Soren, does this look sane?
Created attachment 8422 [details] [review]
Yes, it looks sane to me. If it tests ok, it should be fine to commit.
patch tests out OK on a few OLPC machines around here
Soren; can you double-check that the patch is correct? We're not showing it
making any real improvement on the OLPC machines; still trying to track down
why... Maybe I'm doing something really stupid in the patch.
+ assert (pSrc->pDrawable == pMask->pDrawable);
combined with the fact that the function is only called when pMask is NULL means the function always crashes, so the reason you didn't see any improvement has to be that the function was never called.
Also, the checks for alpha==0xff and 0x00 make sense in operations that are mainly used for glyphs, where many pixels will be either fully transparent or fully opaque, but for this function I'm not sure that's often going to be the case.
I'll fix those things and commit. You will probably want to make sure that the function is actually getting in your setup.
After adding that function, we did see it in sysprof profiles; I'm not sure why it wasn't crashing though...
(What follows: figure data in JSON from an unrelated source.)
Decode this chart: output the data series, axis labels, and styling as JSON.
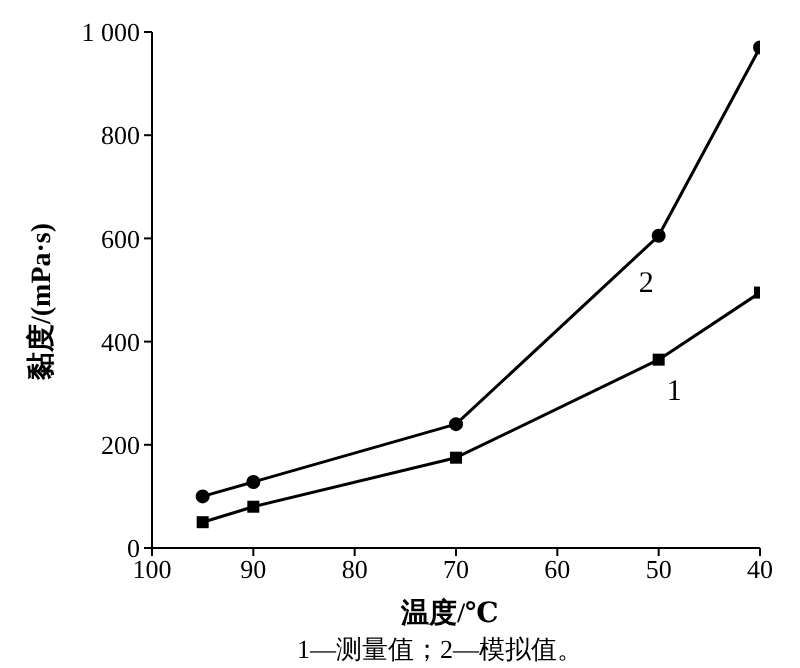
{
  "chart_data": {
    "type": "line",
    "xlabel": "温度/℃",
    "ylabel": "黏度/(mPa·s)",
    "x": [
      95,
      90,
      70,
      50,
      40
    ],
    "xlim": [
      100,
      40
    ],
    "xticks": [
      100,
      90,
      80,
      70,
      60,
      50,
      40
    ],
    "ylim": [
      0,
      1000
    ],
    "yticks": [
      0,
      200,
      400,
      600,
      800,
      {
        "value": 1000,
        "label": "1 000"
      }
    ],
    "grid": false,
    "legend": false,
    "line_style": "solid",
    "series": [
      {
        "name": "2",
        "color": "#000000",
        "marker": "circle",
        "values": [
          100,
          128,
          240,
          605,
          970
        ]
      },
      {
        "name": "1",
        "color": "#000000",
        "marker": "square",
        "values": [
          50,
          80,
          175,
          365,
          495
        ]
      }
    ],
    "annotations": [
      "1—测量值；2—模拟值。"
    ]
  }
}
Created attachment 8625 [details]
sysprof with fbCompositeSrc_8888x0565mmx patch
I guess your X server was compiled with -DNDEBUG then.
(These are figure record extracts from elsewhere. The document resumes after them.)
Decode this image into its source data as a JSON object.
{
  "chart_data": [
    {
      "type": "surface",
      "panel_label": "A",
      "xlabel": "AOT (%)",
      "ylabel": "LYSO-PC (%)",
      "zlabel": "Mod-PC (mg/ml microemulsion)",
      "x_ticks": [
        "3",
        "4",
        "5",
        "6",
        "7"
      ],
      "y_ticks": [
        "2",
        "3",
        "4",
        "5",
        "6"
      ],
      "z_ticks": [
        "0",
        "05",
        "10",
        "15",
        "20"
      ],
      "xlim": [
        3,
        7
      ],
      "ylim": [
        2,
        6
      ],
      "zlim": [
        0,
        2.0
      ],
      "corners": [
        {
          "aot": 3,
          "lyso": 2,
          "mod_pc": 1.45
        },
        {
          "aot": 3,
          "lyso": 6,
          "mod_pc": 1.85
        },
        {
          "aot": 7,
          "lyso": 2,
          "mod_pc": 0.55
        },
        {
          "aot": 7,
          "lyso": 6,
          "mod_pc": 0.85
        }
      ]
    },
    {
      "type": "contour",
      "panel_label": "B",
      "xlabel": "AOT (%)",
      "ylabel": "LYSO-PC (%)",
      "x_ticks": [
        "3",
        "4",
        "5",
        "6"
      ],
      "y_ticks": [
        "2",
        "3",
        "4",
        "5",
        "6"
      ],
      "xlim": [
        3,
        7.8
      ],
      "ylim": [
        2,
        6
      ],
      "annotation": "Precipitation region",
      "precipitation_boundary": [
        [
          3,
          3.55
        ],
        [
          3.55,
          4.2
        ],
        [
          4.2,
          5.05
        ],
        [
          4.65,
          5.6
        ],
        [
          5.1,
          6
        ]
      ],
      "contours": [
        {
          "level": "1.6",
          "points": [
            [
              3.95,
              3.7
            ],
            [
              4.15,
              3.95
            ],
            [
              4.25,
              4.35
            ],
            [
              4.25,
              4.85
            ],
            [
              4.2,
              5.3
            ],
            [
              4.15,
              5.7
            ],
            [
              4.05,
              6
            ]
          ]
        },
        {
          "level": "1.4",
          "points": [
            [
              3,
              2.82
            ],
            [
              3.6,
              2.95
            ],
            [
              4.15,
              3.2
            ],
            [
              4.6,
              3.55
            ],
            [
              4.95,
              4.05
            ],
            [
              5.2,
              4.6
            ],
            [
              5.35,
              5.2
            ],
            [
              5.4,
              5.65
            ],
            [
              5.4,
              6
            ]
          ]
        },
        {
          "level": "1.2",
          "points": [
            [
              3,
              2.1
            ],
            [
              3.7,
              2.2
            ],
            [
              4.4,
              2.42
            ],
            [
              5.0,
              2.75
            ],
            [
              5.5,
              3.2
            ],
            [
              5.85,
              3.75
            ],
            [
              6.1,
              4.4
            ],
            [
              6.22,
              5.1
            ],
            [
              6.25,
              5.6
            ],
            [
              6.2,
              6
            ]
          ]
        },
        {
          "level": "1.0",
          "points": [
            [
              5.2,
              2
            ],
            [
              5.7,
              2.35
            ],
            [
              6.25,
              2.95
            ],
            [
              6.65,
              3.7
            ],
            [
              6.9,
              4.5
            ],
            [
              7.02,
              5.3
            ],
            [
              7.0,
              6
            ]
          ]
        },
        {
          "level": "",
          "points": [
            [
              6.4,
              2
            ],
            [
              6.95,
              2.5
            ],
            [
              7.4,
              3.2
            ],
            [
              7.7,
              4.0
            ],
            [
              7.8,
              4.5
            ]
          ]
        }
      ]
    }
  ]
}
As for why it doesn't make a difference, my experience has been that when a single compositing op dominates as much as is the case in your profile, what's going on is most likely that it is reading video memory.
If that's the case MMX vs. plain C is not going to make a huge difference since reading video memory is so slow.
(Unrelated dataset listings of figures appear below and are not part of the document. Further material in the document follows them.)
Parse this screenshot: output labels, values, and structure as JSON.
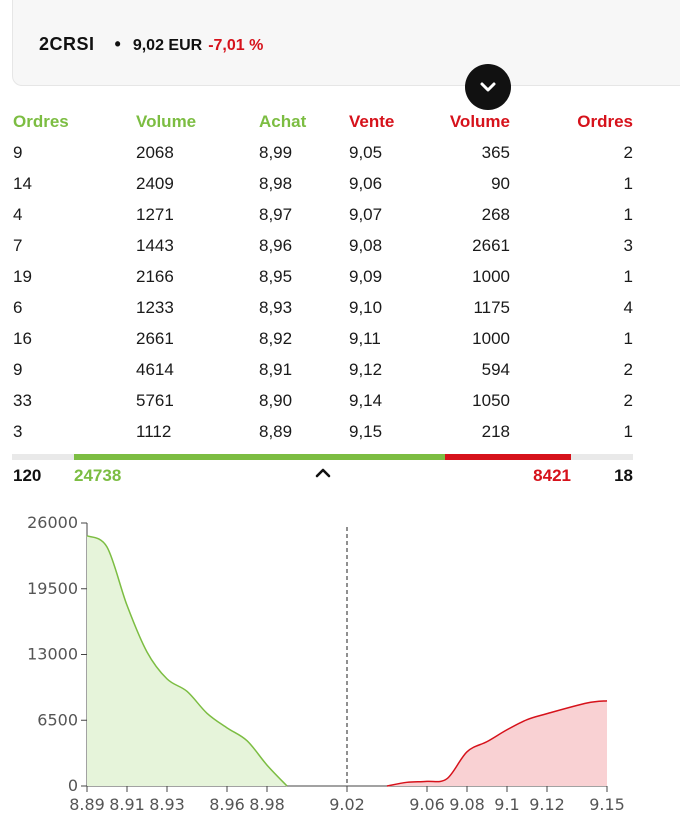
{
  "header": {
    "ticker": "2CRSI",
    "separator": "•",
    "price": "9,02 EUR",
    "change": "-7,01 %"
  },
  "book": {
    "headers": {
      "orders_bid": "Ordres",
      "volume_bid": "Volume",
      "bid": "Achat",
      "ask": "Vente",
      "volume_ask": "Volume",
      "orders_ask": "Ordres"
    },
    "rows": [
      [
        "9",
        "2068",
        "8,99",
        "9,05",
        "365",
        "2"
      ],
      [
        "14",
        "2409",
        "8,98",
        "9,06",
        "90",
        "1"
      ],
      [
        "4",
        "1271",
        "8,97",
        "9,07",
        "268",
        "1"
      ],
      [
        "7",
        "1443",
        "8,96",
        "9,08",
        "2661",
        "3"
      ],
      [
        "19",
        "2166",
        "8,95",
        "9,09",
        "1000",
        "1"
      ],
      [
        "6",
        "1233",
        "8,93",
        "9,10",
        "1175",
        "4"
      ],
      [
        "16",
        "2661",
        "8,92",
        "9,11",
        "1000",
        "1"
      ],
      [
        "9",
        "4614",
        "8,91",
        "9,12",
        "594",
        "2"
      ],
      [
        "33",
        "5761",
        "8,90",
        "9,14",
        "1050",
        "2"
      ],
      [
        "3",
        "1112",
        "8,89",
        "9,15",
        "218",
        "1"
      ]
    ],
    "totals": {
      "orders_bid": "120",
      "volume_bid": "24738",
      "volume_ask": "8421",
      "orders_ask": "18"
    },
    "bid_share": 0.746
  },
  "colors": {
    "bid": "#7cbd42",
    "ask": "#d6121b",
    "bid_fill": "#e6f4da",
    "ask_fill": "#f9d1d3"
  },
  "icons": {
    "toggle": "chevron-down-icon",
    "collapse": "chevron-up-icon"
  },
  "chart_data": {
    "type": "area",
    "title": "",
    "xlabel": "",
    "ylabel": "",
    "ylim": [
      0,
      26000
    ],
    "yticks": [
      "0",
      "6500",
      "13000",
      "19500",
      "26000"
    ],
    "xticks": [
      "8.89",
      "8.91",
      "8.93",
      "8.96",
      "8.98",
      "9.02",
      "9.06",
      "9.08",
      "9.1",
      "9.12",
      "9.15"
    ],
    "mid_price": "9.02",
    "series": [
      {
        "side": "bid",
        "x": [
          "8.89",
          "8.90",
          "8.91",
          "8.92",
          "8.93",
          "8.94",
          "8.95",
          "8.96",
          "8.97",
          "8.98",
          "8.99"
        ],
        "values": [
          24738,
          23626,
          17865,
          13251,
          10590,
          9357,
          7191,
          5748,
          4477,
          2068,
          0
        ]
      },
      {
        "side": "ask",
        "x": [
          "9.04",
          "9.05",
          "9.06",
          "9.07",
          "9.08",
          "9.09",
          "9.10",
          "9.11",
          "9.12",
          "9.14",
          "9.15"
        ],
        "values": [
          0,
          365,
          455,
          723,
          3384,
          4384,
          5559,
          6559,
          7153,
          8203,
          8421
        ]
      }
    ]
  }
}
I built and tested out some RPMs with the fixes you committed to Red Hat pkgcvs. It seems that the cairo+alpha testcase got somewhat _slower_ than before your fixes. The gtk-pixbuf test (without alpha) was slower too. Any idea why that might be? I can't believe the generic code is actually faster than the mmx stuff... I'll have to test more, but can you think of anything off the top of your head as to why your fix might slower than my broken code?
Yes, assuming that
- it is actually reading from video memory, and
- the source images in your test have substantial parts that are either
completely transparent or completely opaque
the alpha checks that I removed would actually have a big positive effect. We may want to put them back in the X code. (They really don't make much sense in the cairo version where framebuffer reads can't happen).
However, if you are really getting video memory reads, then that's probably the first thing that needs to be fixed. Maybe try setting
in xorg.conf and see if that makes a big difference.
Sorry about the phenomenal bug spam, guys. Adding xorg-team@ to the QA contact so bugs don't get lost in future.
A modified patch got committed to Cairo's pixman in Jan 2007:
and Soren merged it to Xorg's pixman in 2007 too before pixman got split into a standalone module.